Introduction

This course is aimed at the Python developer who wants to learn how to do useful data analysis tasks. Over the years, Python has become a very popular tool for analysing data. These days it comes with support from many tools to do machine learning, data querying, neural networks and exploratory analysis. In this course we will investigate the use of scikit-learn for machine learning to discover things about whatever data may come across your desk.

For the purpose of this course we will be using a free tool called JupyterLab which provides you with a local editor and Python terminal in your web browser. Setting up instructions can be found here.

Intended learning outcomes

By the end of this course, you will:

  • Know how to use Jupyter Notebooks.
  • Be familiar with scikit-learn and seaborn.
  • Know how to perform simple machine learning tasks.
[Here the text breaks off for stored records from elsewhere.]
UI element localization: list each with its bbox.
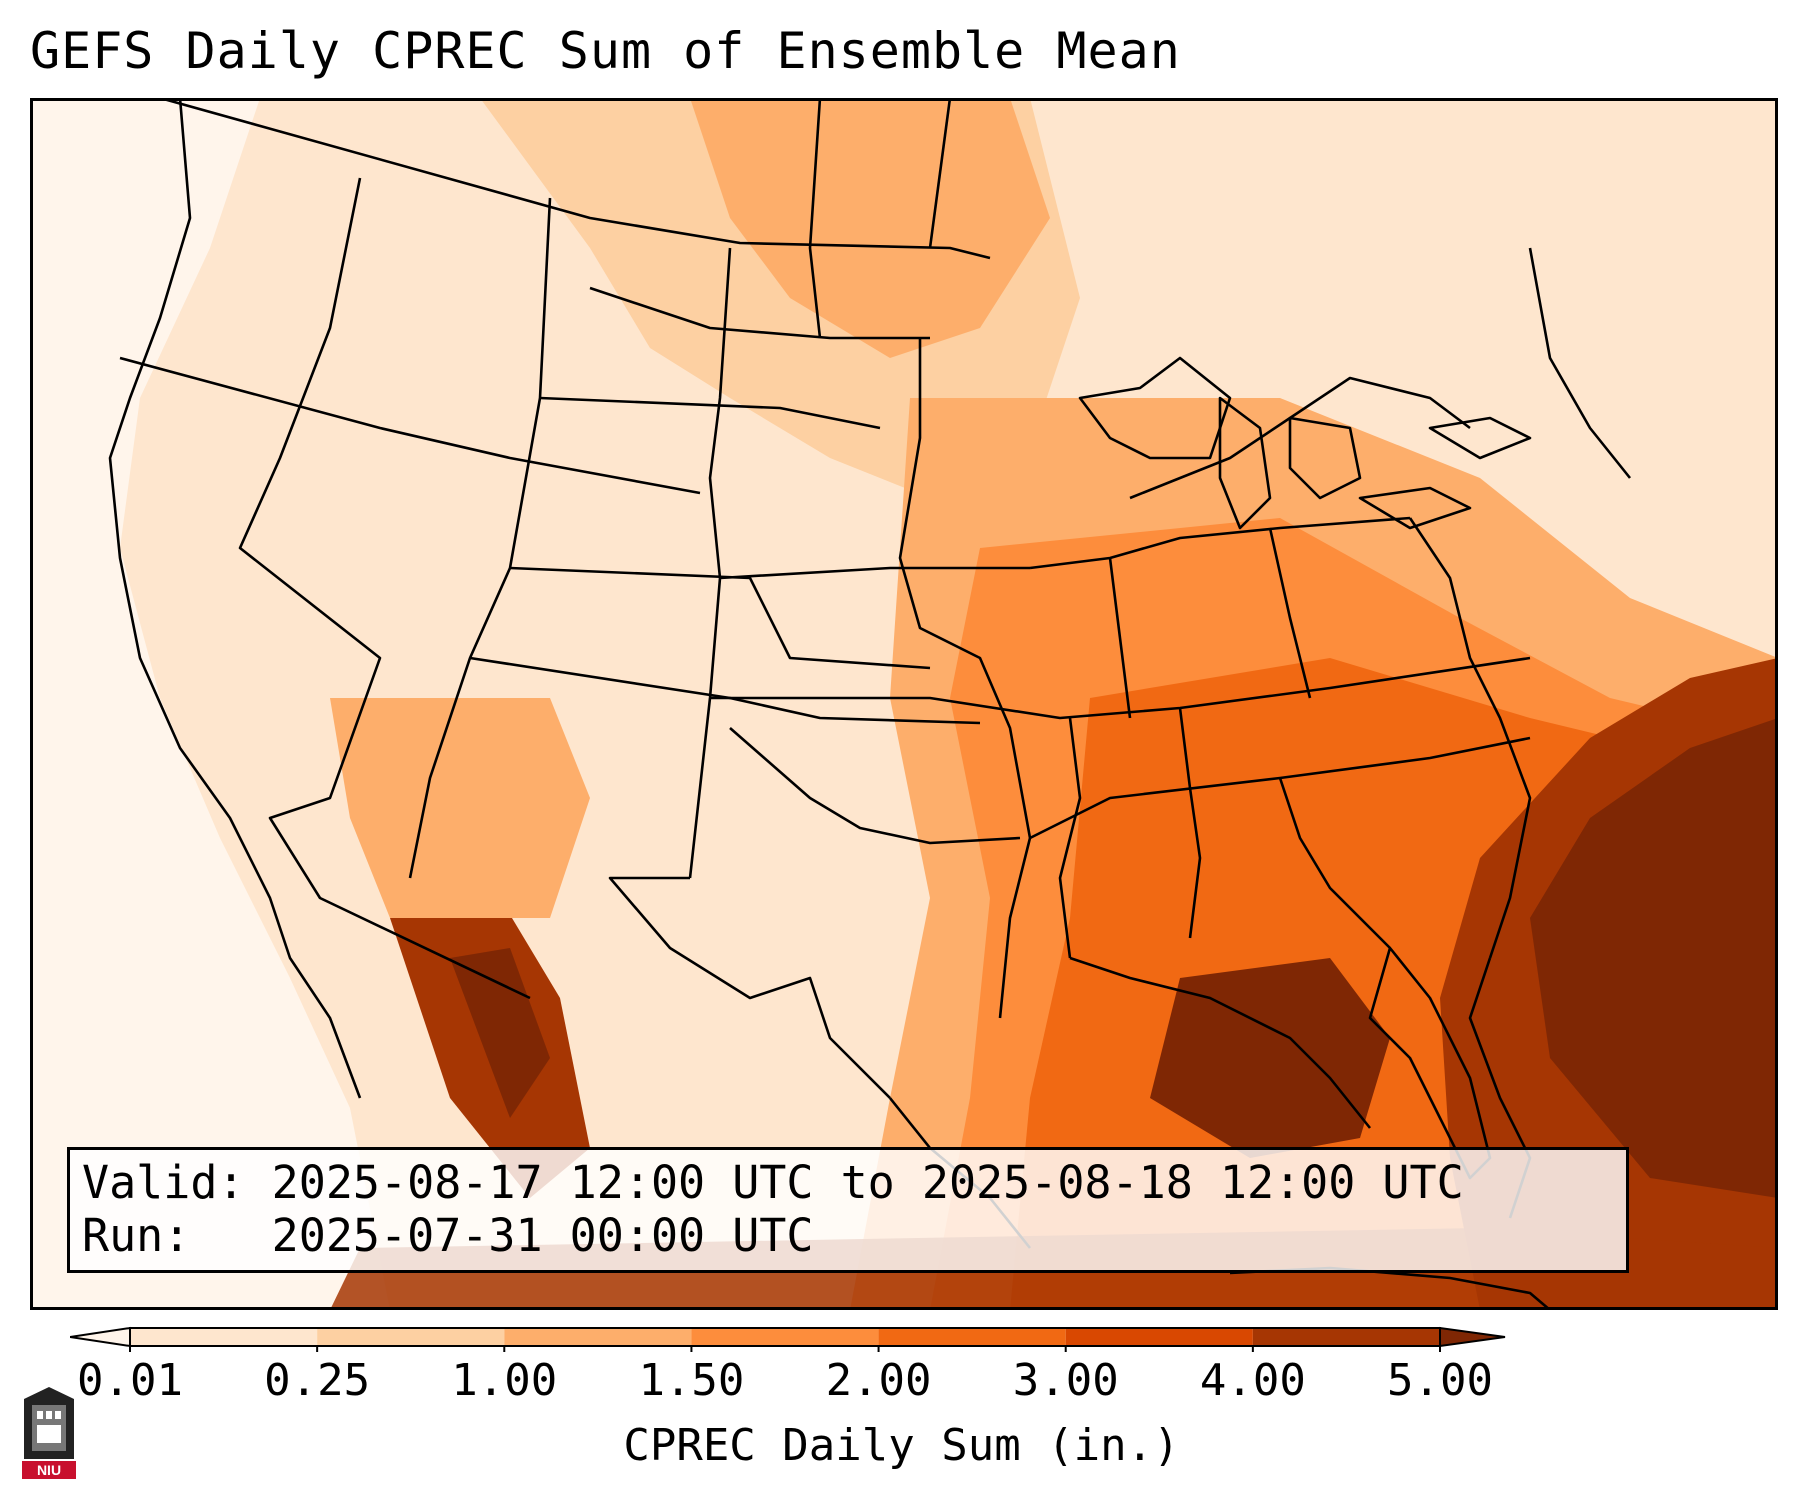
logo-window-icon [55, 1411, 61, 1419]
colorbar-segment [317, 1328, 505, 1346]
colorbar-tick-label: 0.01 [77, 1355, 183, 1406]
precip-field-pacific [30, 98, 390, 1310]
map-title: GEFS Daily CPREC Sum of Ensemble Mean [30, 22, 1181, 80]
precipitation-map [30, 98, 1778, 1310]
colorbar-extend-min [69, 1326, 131, 1348]
logo-banner-icon [22, 1461, 76, 1479]
boundary-lines [108, 98, 1632, 1310]
colorbar-segment [1252, 1328, 1440, 1346]
logo-window-icon [37, 1425, 61, 1443]
colorbar-segment [691, 1328, 879, 1346]
colorbar-label: CPREC Daily Sum (in.) [623, 1420, 1180, 1471]
colorbar-outline [129, 1327, 1441, 1347]
precip-field-atlantic-core [1530, 718, 1778, 1198]
run-time-text: Run: 2025-07-31 00:00 UTC [82, 1209, 814, 1262]
colorbar-tick-label: 1.00 [451, 1355, 558, 1406]
colorbar-tick-label: 5.00 [1387, 1355, 1493, 1406]
precip-field-gulf-core [1150, 958, 1390, 1158]
logo-window-icon [46, 1411, 52, 1419]
colorbar-tick-label: 0.25 [264, 1355, 371, 1406]
logo-text: NIU [37, 1462, 61, 1478]
colorbar-segment [130, 1328, 318, 1346]
colorbar [69, 1312, 1740, 1356]
colorbar-segment [878, 1328, 1066, 1346]
map-border [30, 98, 1778, 1310]
colorbar-tick-label: 3.00 [1012, 1355, 1119, 1406]
colorbar-extend-max [1439, 1326, 1506, 1348]
colorbar-segment [1065, 1328, 1253, 1346]
precip-field-northcentral-core [690, 98, 1050, 358]
logo-window-icon [37, 1411, 43, 1419]
colorbar-segment [504, 1328, 692, 1346]
colorbar-tick-label: 2.00 [825, 1355, 932, 1406]
precip-field-southwest [330, 698, 590, 918]
valid-run-box: Valid: 2025-08-17 12:00 UTC to 2025-08-1… [67, 1147, 1629, 1273]
colorbar-tick-label: 4.00 [1199, 1355, 1306, 1406]
valid-time-text: Valid: 2025-08-17 12:00 UTC to 2025-08-1… [82, 1156, 1464, 1209]
precip-field-mexico-core [450, 948, 550, 1118]
niu-logo: NIU [20, 1385, 78, 1484]
colorbar-tick-label: 1.50 [638, 1355, 745, 1406]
How to read this documentation

In this documentation, any time that we are seeing a small snippet of Python code, we’ll see it written in a grey box like the following:

print("Hello, Python")

If the commands are executed by the machine we will see the output of them below enclosed on a vertical purple line:

print("Hello, Python!")
Hello, Python!

By contrast, you will see larger peces of code as scripts with a given name, e.g. script.py, in a code block with darker header:

script.py
greeting = "Hello"
name = input("What is your name? ")
print(greeting, name)

We may ask you to run a script using the Command Prompt (Windows) or Terminal (Mac and Linux). We will show you what commands to run and will look like this:

Terminal/Command Prompt
python script.py

Please note that sometimes we will skip showing the execution of scripts on the Terminal/Command Prompt box, but we will assume you to run the script on your.

In some cases we will introduce general programming concepts and structures using pseudocode, a high-level, easy-to-read syntax close to natural language. This should not be confused with Python code and cannot be executed on your machine, but it is useful to describe how your code should behave. Here there is an example:

FOR EACH sample IN my_study
    IF (sample.value > 100)
        DO SOMETHING
    OTHERWISE
        DO SOMETHING ELSE

There are some exercises along this course, and it is important you try to answer them yourself to understand how Python works. Exercises are shown in blue boxes followed by a yellow box that contains the answer of each exercise. We recommend you to try to answer each exercise yourself before looking at the solution.

Exercise

This is an exercise. You will need to click in the below box to see the answer.

This is the answer.

Last, we will highlight important points using green boxes like this one:

Key points

These are important concepts and technical notes.